Elizabeth claims that she has proven that 7=5with the following:

7(a+b)-5(a+b)=7c-5c
7a+7b-5a-5b=7c-5c
7a+7b-7c=5a+5b-5c
7(a+b-c)/(a+b-c) = 5(a+b-c)/(a+b-c)
7=5
1.) Explain why this is an invalid proof.

This is an invalid proof because it contains a division by zero error.

In the last step of the proof, the expression is divided by (a+b-c). However, if (a+b-c) were to equal zero, then the division would not be defined mathematically. So, in order for this proof to be valid, it must be shown that (a+b-c) is not equal to zero. Without this information, the proof is incomplete and cannot be considered valid.

This is an invalid proof because it involves dividing both sides of the equation by (a+b-c), which assumes that (a+b-c) is not equal to zero. If (a+b-c) were equal to zero, then dividing by it would be dividing by zero, which is undefined in mathematics.

In this case, if (a+b-c)=0, then the step of dividing both sides by (a+b-c) would lead to a division by zero error. This error makes the proof invalid because it assumes a particular value for (a+b-c) without considering the possibility that it could be zero.

In mathematical proofs, it is essential to avoid division by zero since it leads to undefined results.
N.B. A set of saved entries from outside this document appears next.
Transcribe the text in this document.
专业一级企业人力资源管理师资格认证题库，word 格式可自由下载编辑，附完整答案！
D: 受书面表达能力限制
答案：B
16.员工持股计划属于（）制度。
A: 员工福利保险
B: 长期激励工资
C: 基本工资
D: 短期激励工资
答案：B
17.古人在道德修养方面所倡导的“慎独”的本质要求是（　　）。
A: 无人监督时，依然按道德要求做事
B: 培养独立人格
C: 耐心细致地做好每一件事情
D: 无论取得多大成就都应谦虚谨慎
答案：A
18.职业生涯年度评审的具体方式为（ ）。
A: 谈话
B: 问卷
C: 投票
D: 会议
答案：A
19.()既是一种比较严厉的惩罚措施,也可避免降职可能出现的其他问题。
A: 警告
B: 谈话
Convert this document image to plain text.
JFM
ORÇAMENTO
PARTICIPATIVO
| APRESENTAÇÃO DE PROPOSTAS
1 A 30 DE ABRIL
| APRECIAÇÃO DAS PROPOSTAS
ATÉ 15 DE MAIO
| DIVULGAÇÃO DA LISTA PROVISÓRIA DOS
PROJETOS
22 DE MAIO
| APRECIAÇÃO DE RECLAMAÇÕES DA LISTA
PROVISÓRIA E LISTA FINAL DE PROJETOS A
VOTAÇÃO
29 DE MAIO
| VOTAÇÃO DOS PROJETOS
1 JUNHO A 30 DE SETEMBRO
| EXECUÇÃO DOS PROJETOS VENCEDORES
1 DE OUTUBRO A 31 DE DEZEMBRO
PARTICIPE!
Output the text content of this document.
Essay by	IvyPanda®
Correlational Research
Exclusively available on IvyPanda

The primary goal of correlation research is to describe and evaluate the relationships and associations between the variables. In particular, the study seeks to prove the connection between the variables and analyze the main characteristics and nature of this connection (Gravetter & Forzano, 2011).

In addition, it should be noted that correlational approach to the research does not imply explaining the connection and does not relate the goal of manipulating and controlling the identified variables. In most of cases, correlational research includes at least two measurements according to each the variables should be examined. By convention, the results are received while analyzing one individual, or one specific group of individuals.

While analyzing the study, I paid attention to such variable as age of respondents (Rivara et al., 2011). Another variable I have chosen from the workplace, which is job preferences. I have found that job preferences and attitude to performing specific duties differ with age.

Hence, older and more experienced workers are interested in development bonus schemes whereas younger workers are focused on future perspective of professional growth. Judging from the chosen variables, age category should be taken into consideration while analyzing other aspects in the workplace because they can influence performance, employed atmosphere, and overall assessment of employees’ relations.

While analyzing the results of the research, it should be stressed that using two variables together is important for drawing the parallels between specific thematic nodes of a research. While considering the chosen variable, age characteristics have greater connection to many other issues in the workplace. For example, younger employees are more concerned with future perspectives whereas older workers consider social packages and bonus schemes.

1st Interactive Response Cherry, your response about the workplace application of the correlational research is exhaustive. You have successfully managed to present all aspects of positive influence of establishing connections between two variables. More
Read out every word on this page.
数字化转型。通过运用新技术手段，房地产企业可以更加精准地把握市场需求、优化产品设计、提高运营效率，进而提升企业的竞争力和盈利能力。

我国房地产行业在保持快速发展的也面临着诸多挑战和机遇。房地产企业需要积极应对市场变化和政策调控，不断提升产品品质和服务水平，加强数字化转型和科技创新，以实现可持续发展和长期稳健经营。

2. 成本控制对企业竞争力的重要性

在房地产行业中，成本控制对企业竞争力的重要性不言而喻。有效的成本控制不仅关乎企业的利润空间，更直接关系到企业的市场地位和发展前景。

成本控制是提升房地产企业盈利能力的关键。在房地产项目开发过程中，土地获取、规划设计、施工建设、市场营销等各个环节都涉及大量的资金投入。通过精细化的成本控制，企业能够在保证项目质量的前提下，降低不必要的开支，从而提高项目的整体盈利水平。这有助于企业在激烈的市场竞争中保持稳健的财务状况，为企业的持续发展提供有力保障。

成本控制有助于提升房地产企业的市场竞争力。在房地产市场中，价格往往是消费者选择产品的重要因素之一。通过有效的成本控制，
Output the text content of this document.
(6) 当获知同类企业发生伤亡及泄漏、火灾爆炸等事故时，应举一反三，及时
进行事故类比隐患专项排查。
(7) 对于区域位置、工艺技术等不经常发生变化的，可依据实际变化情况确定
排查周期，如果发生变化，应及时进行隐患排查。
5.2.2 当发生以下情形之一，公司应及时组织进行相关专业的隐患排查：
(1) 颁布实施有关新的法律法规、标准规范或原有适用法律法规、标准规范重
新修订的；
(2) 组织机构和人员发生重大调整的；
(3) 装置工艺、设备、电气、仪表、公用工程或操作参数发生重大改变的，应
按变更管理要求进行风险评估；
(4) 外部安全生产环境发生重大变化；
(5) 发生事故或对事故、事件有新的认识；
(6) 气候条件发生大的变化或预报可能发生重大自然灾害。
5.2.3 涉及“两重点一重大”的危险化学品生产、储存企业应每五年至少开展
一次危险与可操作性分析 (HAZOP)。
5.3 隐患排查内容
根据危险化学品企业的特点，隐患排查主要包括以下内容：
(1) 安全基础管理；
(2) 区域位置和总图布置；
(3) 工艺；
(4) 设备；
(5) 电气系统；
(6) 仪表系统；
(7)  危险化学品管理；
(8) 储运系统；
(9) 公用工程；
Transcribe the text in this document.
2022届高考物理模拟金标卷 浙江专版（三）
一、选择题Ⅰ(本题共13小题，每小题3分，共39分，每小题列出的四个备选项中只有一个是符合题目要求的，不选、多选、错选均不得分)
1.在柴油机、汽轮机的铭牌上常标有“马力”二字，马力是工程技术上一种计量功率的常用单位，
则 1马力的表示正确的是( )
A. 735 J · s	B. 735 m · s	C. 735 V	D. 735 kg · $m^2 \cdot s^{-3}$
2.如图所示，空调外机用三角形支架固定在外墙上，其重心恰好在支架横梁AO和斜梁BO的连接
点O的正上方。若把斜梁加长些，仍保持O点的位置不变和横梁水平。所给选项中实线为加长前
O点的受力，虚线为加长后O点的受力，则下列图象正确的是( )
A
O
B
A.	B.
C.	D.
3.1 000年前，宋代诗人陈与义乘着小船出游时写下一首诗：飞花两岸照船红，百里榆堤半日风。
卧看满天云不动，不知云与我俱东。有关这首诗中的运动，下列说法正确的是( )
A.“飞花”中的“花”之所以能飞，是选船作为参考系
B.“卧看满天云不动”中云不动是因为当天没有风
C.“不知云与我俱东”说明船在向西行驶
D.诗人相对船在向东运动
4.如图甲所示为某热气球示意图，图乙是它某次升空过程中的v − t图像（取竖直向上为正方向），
In this case, the proof fails to consider the possibility of (a+b-c) being equal to zero, and therefore, it cannot be considered a valid demonstration that 7 equals 5.

First of all, where does the first line come from?

if it is true, then
7(a+b)-5(a+b)=7c-5c
2(a+b) = 2c
a+b = c
a+b-c = 0

so in your second last line you divided by zero, which is a mathematical No No.
any subsequent conclusion you draw would be bogus.